Herdeiras da revolução sexual da década de 60 e das correntes feministas,
elas souberam combinar liberdade com coqueteria, emancipação com paixão,
reivindicação com sedução.
Jamais viram no homem um inimigo, apesar de lhe cantarem algumas verdades,
pois compreenderam que a sua emancipação era algo mais do que pôr o homem a
lavar a louça ou a trocar o rolo do papel higiénico quando este
tragicamente se acaba.
São maravilhosas e têm estilo, mesmo quando nos fazem sofrer, quando nos
enganam ou nos deixam.
Usaram saias indianas aos 18 anos, enfeitaram-se com colares andinos,
cobriram-se com suéteres de lã e perderam a sua parecença com Maria, a
Virgem, numa noite de sexta-feira ou de sábado, depois de dançar El Raton
com algum amigo que lhes falou de Kafka, de Neruda e do cinema de Bergman.
No fundo das suas mochilas traziam pacotes de rouge, livros de Simone de
Beauvoir e fitas de Victor Jara, e, ao deixar-nos, quando não havia mais
remédio senão deixar-nos, dedicavam-nos aquela canção, que é ao mesmo tempo
um clássico do jornalismo e do despeito, que se chama "Teu amor é um jornal
de ontem".
Falaram com paixão de política e quiseram mudar o mundo, beberam rum cubano e aprenderam de cor as canções de Sílvio Rodriguez e de Pablo Milanez,
conhecerem os sítios arqueológicos, foram com seus namorados às praias,
dormindo em barracas e deixando-se picar pelos mosquitos, porque adoravam a
liberdade e, sobretudo, juraram amar-nos por toda a vida, algo que sem dúvida fizeram e
que hoje continuam a fazer na sua formosa e sedutora madureza.

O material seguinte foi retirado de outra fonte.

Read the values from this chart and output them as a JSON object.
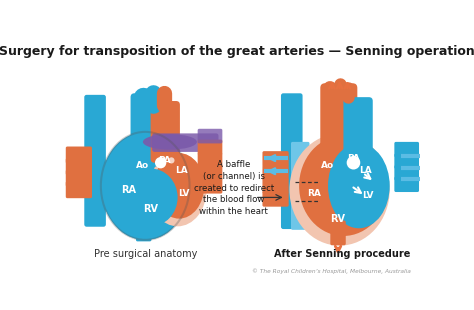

Souberam ser, apesar de sua beleza, rainhas bem educadas, pouco caprichosas
ou egoístas.
Deusas com sangue humano. O tipo de mulher que, quando lhe abrem a porta do
carro para que suba, se inclina sobre o assento e, por sua vez, abre a do seu
companheiro por dentro.
A que recebe um amigo que sofre às quatro da manhã, ainda que seja seu
ex-noivo, porque são maravilhosas e têm estilo, ainda que nos façam sofrer,
quando nos enganam, ou nos deixam, pois o seu sangue não é suficientemente
gelado para não nos escutar nessa salvadora e última noite, na qual estão
dispostas a servir-nos o oitavo uísque e a colocar, pela sexta vez, aquela melodia de
Santana.
Por isso, para os que nascemos entre as décadas de 40 e 60, o dia da mulher
é, na verdade, todos os dias do ano, cada um dos dias com suas noites e seus
amanheceres, que são mais belos, como diz o bolero, "quando está você".
Que belas são, por Deus, as mulheres da minha geração!